The way it talks about the layout of the city, arrangement, traffic, crowd, food and other stuff, is quite real and neutral.
[ Mauni Amavasya Sangam bridge ]
I like Anuj’s idea of Ek Ka Dum, Ek Kadam which he has implemented in partnership with an FM channel. Anuj and his team of volunteers kept earthen pots with them and approached people to donate 1 rupee. He then decided to get those sealed earthen pots in front of the DM of the area and give it to him, to be used for cleaning the Triveni Sangam after the Kumbh Mela is over.
This is a nice and thoughtful gesture. One rupee is a very small amount and people will definitely agree to donate it by knowing the cause. And, definitely, after so many visitors visiting the place, a high-level cleaning drive must be required. Whatever help the citizens can offer, will help the authorities. Ultimately, it is our responsibility to preserve things.
It would have been even better if the author could have shared the photographs of him giving the earthen pots to the DM of the area. It adds to brand honesty.
[ Under the Sangam bridge ]
We don’t see marketing people revealing their business tactics. Anuj tried to be honest here. And, he clearly mentions that this will be a great marketing opportunity for him. In fact, the first chapter of the book is about blogging and making money. He got a remarkable number of T-shirts with his brand logo printed and distributed during the Kumbh.
I like his honesty when he talks about visiting a food joint and convince the owner for web advertisements. Anuj promoted the food joint and in turn, they gave them free food. So this is a win-win situation for both of them. Anuj also insists bloggers to use this kind of tactics to earn money from their blog.

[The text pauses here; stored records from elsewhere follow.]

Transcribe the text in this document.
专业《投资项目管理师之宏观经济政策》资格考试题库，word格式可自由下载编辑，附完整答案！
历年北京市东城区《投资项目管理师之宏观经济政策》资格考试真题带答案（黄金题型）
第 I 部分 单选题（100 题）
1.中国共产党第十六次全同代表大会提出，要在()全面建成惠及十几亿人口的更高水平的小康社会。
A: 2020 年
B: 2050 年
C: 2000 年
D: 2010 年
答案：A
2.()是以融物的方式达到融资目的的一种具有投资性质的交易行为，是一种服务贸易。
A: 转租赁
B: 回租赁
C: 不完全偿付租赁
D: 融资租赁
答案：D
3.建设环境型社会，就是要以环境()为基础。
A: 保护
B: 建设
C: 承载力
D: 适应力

The book touches Anuj’s emotional side also. The way he felt when taking dips into the river Ganga is something I would like you to read in the book, rather than talking about.
[ Nautanki at Kumbh ]
Also, the way the author referred the Chandan Tilak and face painting as a beauty aid is something interesting. Here are the lines:
With the many face paintings and Chandan facemasks, my beauty therapy was happening at almost free of cost. Here I was getting the real turmeric face paks for less than 20 bucks.
The book has some nice wordplays like:
Kumbh has mellowed me and taken me in its wings. The sheer size is oerwhelming
I also like these lines:
Dip after dips, the holy river purified my soul as I was nourished by the sun on the other bank
You will get to know more about the city (Prayagraj)in the book and the author also talks about his experience of watching Hindi Film Manikarnika there.
The book has formatting issues. While one can understand that it is not easy to format a picture book to suit the Kindle layout; the editor could have taken care of the same. Some of the photographs look stretched, especially in the first segment of the book. There are places where space is missing between words. Also, the chapters of the book could have been better arranged. They seem haphazardly arranged.
The book price may also be a factor to discourage many readers (especially from India) from purchasing the book. Some of the photographs are repeated at places and you may often think that they are just placed to make the book a picture book. As the author has a vast collection of pictures he could have used different photographs.
Also, UP CM Yogi Adiytanath is referred as Adi Yogi Nath, wrongly. The word “Shraddh” is referred as “shred” in the book, may be a result of some autocorrection. The word “Aghodi” used instead of “Aghori”.
Overall, a picture book which could have been a better resource if formatted better and lesser price.